In part, McLouth’s misfortunes illustrate the pitfalls of investing heavily in new technology. As other American industries, notably the auto makers and airlines, have also discovered, equipment that is highly efficient at full capacity can be a financial burden when demand is slack.
Analysts said McLouth was caught with an automated and efficient process of steelmaking that became expensive to operate when its mills were not running at full capacity, was too dependent on the auto industry for its sales, and embarked on a diversification plan that was too closely tied to steel.
»They lived in the shadow of General Motors,» said Alan Kurland, an analyst with Laidlaw Adams & Peck Inc. Another analyst added, »They did well as long as the auto business did well.»
In the early 1950’s, General Motors decided it wanted another supplier in the Detroit area — at the time only Great Lakes Steel had a mill near the auto maker — and purchased $25 million in preferred stock to enable McLouth, then a finishing mill, to upgrade to produce flat rolled steel, according to William Murphy, director of public relations for McLouth. Unwritten Agreement with G.M.
Mr. Murphy said that the company had an unwritten agreement — to which G.M. adhered — that G.M. would buy a substantial part of its production. Such an agreement, Mr. Kurland said, allowed McLouth to get the financing to install the latest in steel equipment.
But no amount of new equipment could make up for a lack of orders. In fact, as orders declined in 1979, it became increasingly expensive to process steel at McLouth’s two mills.
»It put a high financial drain on the company,» said one former director with a technical background. »That kind of equipment does not take kindly to running at half speed. You just can’t scale down that easily.»
He said that the equipment made McLouth less flexible and that its operating costs spiraled as its orders ebbed.
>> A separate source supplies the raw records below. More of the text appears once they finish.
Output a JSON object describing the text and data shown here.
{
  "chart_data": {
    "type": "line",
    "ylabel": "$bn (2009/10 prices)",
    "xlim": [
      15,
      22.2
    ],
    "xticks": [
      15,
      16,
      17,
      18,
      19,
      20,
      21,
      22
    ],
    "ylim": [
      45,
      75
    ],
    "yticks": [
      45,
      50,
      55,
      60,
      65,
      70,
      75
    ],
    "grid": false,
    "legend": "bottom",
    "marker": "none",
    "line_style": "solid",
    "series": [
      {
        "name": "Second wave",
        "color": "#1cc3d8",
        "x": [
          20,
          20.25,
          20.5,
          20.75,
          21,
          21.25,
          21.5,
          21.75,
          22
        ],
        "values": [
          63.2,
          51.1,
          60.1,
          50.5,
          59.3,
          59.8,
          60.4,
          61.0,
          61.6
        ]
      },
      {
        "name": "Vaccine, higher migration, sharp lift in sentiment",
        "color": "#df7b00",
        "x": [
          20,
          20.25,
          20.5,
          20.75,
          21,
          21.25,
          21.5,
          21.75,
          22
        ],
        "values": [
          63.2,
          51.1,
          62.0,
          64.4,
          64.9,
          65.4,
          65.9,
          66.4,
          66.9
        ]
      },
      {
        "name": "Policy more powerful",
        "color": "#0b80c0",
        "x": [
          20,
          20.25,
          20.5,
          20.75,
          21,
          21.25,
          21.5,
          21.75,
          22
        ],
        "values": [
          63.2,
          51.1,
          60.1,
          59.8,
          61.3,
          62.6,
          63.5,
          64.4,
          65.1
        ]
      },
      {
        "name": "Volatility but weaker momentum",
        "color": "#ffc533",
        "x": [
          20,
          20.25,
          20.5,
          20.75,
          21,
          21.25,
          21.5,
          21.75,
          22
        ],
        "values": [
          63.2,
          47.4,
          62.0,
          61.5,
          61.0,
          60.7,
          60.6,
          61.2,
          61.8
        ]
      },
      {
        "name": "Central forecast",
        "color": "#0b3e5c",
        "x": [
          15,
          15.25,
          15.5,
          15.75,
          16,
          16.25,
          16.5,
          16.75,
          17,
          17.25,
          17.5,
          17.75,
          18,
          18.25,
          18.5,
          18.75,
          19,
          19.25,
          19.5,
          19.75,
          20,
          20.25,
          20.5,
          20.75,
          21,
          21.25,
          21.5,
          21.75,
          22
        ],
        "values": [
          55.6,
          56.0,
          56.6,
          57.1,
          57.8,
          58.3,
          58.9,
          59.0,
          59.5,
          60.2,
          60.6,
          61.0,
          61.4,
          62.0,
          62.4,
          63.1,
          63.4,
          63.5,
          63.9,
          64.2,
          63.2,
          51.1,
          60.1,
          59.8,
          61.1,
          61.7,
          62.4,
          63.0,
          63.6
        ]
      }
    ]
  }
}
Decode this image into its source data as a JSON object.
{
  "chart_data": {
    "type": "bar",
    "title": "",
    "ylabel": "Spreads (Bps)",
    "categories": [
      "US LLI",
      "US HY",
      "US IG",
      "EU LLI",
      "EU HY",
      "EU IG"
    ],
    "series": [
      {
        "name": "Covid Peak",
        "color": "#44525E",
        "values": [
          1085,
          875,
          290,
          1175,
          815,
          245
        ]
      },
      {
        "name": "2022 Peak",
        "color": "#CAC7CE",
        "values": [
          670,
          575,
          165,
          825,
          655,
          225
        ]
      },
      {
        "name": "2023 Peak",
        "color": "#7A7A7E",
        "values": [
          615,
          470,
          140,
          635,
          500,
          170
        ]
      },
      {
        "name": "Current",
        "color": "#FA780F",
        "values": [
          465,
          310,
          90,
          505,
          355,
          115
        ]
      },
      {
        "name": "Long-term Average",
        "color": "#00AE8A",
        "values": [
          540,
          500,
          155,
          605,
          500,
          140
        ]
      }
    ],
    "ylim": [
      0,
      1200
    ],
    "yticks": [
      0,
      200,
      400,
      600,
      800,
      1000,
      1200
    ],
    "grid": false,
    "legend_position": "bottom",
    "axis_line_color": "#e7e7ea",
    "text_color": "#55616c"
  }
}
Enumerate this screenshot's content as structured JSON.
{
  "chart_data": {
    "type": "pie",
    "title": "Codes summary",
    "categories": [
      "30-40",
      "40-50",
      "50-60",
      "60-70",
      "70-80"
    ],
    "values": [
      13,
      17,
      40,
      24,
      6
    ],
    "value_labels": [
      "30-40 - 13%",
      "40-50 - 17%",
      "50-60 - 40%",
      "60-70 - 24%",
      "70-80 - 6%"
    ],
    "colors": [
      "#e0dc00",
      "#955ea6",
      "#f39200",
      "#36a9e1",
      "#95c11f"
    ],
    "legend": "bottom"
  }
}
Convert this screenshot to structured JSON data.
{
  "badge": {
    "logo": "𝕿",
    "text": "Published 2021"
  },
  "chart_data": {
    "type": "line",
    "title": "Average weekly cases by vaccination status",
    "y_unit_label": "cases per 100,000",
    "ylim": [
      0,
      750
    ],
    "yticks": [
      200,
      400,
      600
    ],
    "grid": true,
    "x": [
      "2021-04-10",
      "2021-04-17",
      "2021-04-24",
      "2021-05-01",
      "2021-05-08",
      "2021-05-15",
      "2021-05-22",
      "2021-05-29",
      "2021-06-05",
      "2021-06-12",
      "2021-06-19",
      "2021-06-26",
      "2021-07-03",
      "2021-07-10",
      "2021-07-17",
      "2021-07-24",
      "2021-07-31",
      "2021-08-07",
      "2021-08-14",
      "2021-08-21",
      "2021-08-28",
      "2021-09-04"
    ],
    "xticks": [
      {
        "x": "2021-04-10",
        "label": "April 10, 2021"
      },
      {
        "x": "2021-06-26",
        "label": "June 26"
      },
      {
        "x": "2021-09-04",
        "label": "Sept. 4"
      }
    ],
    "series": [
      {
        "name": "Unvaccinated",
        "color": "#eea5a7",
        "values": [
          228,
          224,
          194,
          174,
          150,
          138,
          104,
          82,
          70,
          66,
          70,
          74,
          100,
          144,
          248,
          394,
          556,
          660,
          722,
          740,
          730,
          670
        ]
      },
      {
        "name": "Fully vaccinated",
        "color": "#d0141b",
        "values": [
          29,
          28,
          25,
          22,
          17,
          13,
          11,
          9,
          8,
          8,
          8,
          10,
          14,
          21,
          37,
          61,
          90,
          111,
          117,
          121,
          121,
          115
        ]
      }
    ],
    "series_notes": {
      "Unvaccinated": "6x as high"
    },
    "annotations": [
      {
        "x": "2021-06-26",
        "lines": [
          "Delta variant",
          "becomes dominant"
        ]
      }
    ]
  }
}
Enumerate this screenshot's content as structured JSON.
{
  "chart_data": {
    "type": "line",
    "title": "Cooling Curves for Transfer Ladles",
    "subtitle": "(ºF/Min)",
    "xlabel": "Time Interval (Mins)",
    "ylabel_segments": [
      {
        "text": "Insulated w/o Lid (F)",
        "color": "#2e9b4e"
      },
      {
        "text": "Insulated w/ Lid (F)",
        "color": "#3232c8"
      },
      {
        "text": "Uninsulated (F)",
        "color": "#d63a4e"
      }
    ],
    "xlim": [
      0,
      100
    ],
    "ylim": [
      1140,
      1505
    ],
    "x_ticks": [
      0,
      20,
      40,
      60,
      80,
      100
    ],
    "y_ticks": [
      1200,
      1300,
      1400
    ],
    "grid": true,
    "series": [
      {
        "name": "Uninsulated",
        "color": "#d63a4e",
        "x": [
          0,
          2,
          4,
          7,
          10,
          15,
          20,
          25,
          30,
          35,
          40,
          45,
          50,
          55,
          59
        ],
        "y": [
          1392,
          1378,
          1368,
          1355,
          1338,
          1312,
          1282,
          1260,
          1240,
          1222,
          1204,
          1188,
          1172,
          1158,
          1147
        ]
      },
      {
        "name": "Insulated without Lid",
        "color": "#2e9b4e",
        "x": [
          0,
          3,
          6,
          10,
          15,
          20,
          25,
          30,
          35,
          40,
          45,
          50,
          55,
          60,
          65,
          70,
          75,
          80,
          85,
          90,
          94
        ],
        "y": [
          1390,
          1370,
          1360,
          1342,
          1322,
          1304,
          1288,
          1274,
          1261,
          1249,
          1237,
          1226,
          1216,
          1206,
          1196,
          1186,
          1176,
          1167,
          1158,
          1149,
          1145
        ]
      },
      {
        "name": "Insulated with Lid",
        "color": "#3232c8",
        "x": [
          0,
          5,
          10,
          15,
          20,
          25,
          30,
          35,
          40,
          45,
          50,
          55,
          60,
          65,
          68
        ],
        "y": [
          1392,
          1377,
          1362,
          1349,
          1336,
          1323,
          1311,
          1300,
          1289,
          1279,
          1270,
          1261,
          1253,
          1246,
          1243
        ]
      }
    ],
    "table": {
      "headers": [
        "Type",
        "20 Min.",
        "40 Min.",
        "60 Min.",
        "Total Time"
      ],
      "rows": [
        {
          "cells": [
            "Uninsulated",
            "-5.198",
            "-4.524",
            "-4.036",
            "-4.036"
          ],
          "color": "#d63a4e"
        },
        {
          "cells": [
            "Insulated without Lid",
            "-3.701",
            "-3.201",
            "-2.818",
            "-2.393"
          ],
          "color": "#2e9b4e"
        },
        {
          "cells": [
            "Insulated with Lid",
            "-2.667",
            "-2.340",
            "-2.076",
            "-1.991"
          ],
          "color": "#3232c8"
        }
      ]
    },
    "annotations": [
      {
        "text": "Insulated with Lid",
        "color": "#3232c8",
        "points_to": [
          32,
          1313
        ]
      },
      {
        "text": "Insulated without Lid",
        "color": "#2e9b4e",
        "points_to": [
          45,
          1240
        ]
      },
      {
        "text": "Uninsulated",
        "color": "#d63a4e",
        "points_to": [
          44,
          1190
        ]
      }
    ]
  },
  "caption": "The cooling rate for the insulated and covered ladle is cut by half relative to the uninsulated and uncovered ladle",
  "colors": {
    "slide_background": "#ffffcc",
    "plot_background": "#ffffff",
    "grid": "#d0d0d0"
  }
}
At McLouth, the drop in orders kept pace with the decline in auto sales.
While the auto industry accounts for an average of 15 percent of all steel shipments, McLouth’s sales to the depressed industry accounted for as much as 75 percent of the company’s orders and the company’s primary customer remained G.M.
»So much of what they make just doesn’t have a market right now,» said a spokesman for one of McLouth’s major lenders who asked not to be identified. McLouth was hit especially hard by an increase in domestic steel imports as well as the jump in auto imports and downscaling of Detroit’s cars. Employment Halved in 2 Years
Under normal conditions, McLouth’s employment stands at about 5,000, but during the last two years as auto sales continued to decline, it has been scaled down by 50 percent.
In addition, McLouth’s Detroit location, a plus when the auto industry was healthy, became a crucial drain when business slowed. During those periods, McLouth had to compete against the steel divisions of the auto companies to sell flat rolled steel, generally considered to have a low profit margin because of strong foreign and domestic competition.
The company did make some efforts at diversification. In the late 1970’s, it purchased the R-W Service System, a general carrier that also hauled steel. The problem with the purchase, analysts said, is that R-W is subject to a business cycle similar to McLouth’s.
How could a management with the foresight to incorporate new technology have been so overly conservative in its diversification attempt.
McLouth’s management declined to be interviewed for this article. However, analysts said that, while the management was comfortable experimenting in an industry that it knew something about, it refused to dabble in businesses that it did not know.
»They were very provincial,» Mr. Kurland said. The former director added: »They are very hard-working operating people, and they concentrated on a business that they knew something about.»
In the first nine months of this year, McLouth lost $19 million on sales of $544.4 million. Mr. Murphy declined to speculate on how the company might be reorganized, but analysts said it would be difficult since the auto market was not expected to recover until late next year.